Founded by legendary Macau business figure Pedro José Lobo, Rádio Vilaverde Lda. (綠邨電台) originally operated from his home of the same name in the northern part of the city and is now a Macau-based radio station serving Macau and nearby Chinese cities such as Hong Kong, as well as Zhuhai and Shenzhen in Guangdong Province.
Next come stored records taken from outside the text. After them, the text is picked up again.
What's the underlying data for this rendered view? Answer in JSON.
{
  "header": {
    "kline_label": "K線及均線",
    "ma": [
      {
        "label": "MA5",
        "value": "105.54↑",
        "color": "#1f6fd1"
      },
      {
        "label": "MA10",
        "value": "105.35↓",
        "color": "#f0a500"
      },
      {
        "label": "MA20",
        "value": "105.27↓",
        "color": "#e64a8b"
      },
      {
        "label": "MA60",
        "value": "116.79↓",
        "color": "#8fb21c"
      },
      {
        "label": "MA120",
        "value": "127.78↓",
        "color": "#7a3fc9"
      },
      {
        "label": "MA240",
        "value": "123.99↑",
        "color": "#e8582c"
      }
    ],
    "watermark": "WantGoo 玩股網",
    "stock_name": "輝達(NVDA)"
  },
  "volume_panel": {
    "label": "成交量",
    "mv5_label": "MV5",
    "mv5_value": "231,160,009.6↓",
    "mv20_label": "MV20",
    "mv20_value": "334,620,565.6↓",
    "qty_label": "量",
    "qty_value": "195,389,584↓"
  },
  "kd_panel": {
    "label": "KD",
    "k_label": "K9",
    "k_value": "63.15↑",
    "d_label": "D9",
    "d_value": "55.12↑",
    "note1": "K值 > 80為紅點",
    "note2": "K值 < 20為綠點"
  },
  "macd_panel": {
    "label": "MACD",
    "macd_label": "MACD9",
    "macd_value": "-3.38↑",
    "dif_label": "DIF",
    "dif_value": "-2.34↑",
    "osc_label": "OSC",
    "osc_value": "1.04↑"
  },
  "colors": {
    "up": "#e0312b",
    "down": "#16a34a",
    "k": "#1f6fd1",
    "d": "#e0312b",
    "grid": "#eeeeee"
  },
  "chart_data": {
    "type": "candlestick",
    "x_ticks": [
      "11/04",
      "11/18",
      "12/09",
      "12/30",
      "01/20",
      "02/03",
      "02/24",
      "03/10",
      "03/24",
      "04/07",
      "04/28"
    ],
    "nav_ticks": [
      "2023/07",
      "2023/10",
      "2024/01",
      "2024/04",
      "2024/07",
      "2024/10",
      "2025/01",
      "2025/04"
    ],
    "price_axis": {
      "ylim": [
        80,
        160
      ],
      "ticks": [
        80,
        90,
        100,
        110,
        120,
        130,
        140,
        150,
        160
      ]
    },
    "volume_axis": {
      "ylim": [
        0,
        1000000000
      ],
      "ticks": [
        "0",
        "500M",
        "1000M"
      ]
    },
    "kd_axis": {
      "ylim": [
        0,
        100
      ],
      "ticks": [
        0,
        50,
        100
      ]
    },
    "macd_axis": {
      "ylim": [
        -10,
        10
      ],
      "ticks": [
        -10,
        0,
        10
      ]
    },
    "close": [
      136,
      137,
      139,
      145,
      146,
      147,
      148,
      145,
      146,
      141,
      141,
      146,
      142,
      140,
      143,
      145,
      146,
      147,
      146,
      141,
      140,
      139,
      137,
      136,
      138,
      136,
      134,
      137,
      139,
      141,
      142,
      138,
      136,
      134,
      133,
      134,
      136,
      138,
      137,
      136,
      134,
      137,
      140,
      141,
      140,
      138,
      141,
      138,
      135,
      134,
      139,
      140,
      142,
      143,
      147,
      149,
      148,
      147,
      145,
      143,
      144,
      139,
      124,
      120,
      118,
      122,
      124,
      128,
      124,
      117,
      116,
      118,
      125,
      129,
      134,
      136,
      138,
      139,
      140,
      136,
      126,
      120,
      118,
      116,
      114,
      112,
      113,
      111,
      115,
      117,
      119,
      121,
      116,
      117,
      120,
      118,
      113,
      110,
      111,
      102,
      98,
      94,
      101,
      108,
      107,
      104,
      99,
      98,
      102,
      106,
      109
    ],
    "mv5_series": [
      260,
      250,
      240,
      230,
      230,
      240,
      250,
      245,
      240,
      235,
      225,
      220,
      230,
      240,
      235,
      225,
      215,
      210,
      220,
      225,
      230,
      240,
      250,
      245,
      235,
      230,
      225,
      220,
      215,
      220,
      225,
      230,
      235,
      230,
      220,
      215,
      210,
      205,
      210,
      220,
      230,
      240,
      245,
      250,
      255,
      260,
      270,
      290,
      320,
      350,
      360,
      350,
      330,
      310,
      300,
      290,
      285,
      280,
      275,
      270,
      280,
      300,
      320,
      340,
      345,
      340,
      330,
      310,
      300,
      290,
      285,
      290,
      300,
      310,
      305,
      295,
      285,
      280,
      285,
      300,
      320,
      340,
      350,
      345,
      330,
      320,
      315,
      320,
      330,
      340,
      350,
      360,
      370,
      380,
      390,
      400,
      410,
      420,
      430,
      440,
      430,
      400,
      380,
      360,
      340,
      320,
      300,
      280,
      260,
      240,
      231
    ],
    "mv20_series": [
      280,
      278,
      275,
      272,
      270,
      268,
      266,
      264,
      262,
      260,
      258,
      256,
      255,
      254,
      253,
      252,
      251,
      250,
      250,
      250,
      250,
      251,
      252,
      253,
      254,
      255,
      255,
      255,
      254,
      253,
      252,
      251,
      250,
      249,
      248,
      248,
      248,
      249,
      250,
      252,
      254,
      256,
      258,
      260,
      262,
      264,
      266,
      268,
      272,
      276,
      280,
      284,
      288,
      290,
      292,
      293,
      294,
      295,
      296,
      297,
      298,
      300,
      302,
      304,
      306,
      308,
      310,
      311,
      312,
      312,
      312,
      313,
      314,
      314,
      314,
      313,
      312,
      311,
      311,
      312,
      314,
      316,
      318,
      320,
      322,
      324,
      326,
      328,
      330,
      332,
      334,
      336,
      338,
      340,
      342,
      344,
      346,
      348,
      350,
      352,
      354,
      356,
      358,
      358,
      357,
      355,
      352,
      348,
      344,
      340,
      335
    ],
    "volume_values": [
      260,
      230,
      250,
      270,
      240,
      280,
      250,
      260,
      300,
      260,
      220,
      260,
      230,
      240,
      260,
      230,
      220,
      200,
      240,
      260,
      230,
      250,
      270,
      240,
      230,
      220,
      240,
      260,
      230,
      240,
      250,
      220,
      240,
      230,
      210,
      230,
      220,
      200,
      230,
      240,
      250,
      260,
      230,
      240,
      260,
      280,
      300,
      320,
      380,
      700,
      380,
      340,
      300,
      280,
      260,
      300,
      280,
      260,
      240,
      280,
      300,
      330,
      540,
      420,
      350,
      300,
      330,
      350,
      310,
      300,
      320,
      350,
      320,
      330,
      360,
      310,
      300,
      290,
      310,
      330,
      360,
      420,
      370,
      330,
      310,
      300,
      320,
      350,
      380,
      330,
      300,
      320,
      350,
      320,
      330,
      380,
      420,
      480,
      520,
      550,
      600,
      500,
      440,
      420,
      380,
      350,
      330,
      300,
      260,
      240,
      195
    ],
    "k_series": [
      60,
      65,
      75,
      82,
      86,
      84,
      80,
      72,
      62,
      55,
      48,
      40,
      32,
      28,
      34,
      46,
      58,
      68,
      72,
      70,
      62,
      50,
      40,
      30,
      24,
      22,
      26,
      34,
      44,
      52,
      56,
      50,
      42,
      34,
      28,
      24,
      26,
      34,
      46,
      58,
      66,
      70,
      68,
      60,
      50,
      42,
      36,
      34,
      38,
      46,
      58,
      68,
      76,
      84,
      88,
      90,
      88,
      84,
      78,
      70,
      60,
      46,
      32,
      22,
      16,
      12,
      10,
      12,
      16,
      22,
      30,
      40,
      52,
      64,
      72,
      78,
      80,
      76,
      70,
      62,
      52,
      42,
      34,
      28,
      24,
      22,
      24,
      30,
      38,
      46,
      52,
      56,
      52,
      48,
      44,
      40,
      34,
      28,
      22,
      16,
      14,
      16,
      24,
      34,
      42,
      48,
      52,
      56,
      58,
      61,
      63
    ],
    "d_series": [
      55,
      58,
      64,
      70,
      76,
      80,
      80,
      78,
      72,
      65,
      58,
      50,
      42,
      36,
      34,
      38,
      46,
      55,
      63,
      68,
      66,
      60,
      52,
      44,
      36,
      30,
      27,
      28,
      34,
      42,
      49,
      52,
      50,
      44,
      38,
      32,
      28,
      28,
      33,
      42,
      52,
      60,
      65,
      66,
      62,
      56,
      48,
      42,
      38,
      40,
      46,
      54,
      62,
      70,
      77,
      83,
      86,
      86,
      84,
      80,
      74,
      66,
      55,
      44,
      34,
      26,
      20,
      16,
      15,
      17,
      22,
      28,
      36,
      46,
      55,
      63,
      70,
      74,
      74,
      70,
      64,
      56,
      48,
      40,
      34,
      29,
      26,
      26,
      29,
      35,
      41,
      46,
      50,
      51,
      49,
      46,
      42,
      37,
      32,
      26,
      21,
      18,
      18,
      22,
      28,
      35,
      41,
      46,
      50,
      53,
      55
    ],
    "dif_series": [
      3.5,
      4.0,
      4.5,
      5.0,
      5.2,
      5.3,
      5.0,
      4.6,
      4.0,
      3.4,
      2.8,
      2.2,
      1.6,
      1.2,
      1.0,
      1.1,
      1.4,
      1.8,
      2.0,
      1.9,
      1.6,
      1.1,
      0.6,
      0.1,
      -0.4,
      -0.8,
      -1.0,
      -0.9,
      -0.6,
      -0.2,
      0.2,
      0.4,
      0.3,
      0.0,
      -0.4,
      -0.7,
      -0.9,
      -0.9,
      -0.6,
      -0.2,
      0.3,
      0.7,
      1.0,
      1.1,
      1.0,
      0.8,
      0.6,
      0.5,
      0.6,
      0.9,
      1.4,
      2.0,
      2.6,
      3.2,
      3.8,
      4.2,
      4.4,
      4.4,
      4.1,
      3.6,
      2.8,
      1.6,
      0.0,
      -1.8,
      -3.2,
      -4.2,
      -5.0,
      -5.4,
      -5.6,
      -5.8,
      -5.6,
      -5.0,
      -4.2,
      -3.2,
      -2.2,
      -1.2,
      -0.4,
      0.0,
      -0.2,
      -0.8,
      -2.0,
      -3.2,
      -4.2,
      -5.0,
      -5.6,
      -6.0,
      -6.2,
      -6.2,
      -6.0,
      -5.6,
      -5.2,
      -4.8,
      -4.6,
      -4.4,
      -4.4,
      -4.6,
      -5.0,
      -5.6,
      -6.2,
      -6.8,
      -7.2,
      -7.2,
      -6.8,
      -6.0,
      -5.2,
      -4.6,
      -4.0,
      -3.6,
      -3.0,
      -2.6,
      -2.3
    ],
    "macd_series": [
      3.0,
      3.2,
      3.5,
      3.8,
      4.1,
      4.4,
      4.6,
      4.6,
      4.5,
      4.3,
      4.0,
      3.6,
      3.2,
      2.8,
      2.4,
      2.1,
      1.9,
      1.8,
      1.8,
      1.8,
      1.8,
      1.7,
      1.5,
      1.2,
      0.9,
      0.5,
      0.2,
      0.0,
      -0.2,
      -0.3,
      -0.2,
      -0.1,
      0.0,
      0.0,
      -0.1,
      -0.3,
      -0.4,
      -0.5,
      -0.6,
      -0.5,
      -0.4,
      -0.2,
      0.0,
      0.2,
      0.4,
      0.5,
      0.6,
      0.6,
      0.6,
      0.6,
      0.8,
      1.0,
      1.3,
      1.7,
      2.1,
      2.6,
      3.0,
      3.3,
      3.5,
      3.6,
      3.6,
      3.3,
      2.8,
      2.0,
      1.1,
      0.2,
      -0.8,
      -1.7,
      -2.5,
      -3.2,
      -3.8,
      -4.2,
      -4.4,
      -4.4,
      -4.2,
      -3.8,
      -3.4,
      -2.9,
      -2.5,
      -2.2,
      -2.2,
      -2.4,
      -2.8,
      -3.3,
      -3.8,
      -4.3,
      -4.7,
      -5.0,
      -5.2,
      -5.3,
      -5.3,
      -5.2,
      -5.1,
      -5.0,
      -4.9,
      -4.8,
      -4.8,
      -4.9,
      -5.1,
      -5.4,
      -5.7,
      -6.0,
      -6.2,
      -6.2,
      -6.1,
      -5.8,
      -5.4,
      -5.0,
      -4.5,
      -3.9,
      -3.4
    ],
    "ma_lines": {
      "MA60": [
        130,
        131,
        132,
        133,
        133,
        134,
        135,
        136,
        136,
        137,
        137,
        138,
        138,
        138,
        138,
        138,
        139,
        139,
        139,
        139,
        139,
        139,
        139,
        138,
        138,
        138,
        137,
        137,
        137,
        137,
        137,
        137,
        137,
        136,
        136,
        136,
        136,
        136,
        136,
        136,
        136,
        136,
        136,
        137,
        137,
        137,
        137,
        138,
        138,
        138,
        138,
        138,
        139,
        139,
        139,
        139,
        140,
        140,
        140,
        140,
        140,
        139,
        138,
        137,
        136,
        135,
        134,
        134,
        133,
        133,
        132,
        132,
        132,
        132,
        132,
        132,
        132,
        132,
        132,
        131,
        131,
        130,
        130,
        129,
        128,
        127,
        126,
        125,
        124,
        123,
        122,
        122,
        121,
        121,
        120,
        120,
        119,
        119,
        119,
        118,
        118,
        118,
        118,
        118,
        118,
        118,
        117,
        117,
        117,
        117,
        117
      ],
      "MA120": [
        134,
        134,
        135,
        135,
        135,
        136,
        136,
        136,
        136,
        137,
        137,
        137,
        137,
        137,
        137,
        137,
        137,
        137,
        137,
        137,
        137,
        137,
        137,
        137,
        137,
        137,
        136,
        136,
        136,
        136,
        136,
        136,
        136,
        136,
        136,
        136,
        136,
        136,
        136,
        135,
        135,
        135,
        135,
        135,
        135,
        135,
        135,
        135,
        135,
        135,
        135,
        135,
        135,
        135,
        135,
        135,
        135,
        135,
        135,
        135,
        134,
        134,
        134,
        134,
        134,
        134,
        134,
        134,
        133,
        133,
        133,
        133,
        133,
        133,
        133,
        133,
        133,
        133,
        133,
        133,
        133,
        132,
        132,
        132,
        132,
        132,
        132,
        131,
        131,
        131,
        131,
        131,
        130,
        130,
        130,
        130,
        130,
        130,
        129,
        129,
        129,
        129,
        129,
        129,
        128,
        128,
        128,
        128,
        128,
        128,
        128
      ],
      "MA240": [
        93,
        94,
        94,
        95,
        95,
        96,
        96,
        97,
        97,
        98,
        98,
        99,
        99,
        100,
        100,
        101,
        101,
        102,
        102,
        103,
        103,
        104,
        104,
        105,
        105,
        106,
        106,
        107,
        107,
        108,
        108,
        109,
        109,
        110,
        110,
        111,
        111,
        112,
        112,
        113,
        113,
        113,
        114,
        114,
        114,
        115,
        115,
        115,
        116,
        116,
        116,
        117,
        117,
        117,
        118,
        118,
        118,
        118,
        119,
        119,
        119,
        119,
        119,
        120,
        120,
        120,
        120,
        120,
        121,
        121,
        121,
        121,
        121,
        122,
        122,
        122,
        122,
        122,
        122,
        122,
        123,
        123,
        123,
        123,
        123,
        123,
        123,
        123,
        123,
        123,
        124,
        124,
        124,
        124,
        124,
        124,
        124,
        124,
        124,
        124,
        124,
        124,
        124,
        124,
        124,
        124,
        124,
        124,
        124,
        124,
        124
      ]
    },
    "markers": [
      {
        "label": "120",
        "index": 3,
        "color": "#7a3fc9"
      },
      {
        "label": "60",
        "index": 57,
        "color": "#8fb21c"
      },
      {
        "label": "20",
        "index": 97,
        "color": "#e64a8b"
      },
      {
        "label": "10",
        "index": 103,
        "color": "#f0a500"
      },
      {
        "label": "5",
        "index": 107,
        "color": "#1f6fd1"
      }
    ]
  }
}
Currently located at Macau Jockey Club complex, it broadcasts at FM 99.5. It has live broadcast of horse racing in Macau.
But in 2012, the radio was only broadcasting online because the transmitter on the Jockey Club was damaged by a tropical storm.
In 2015, The AM frequency 738 ceased to operate and has since been replaced by FM frequency 99.5. As 2017, the radio only airs music around the clock.

In 2017, the radio starts their online platform for sharing music and journals in Macau.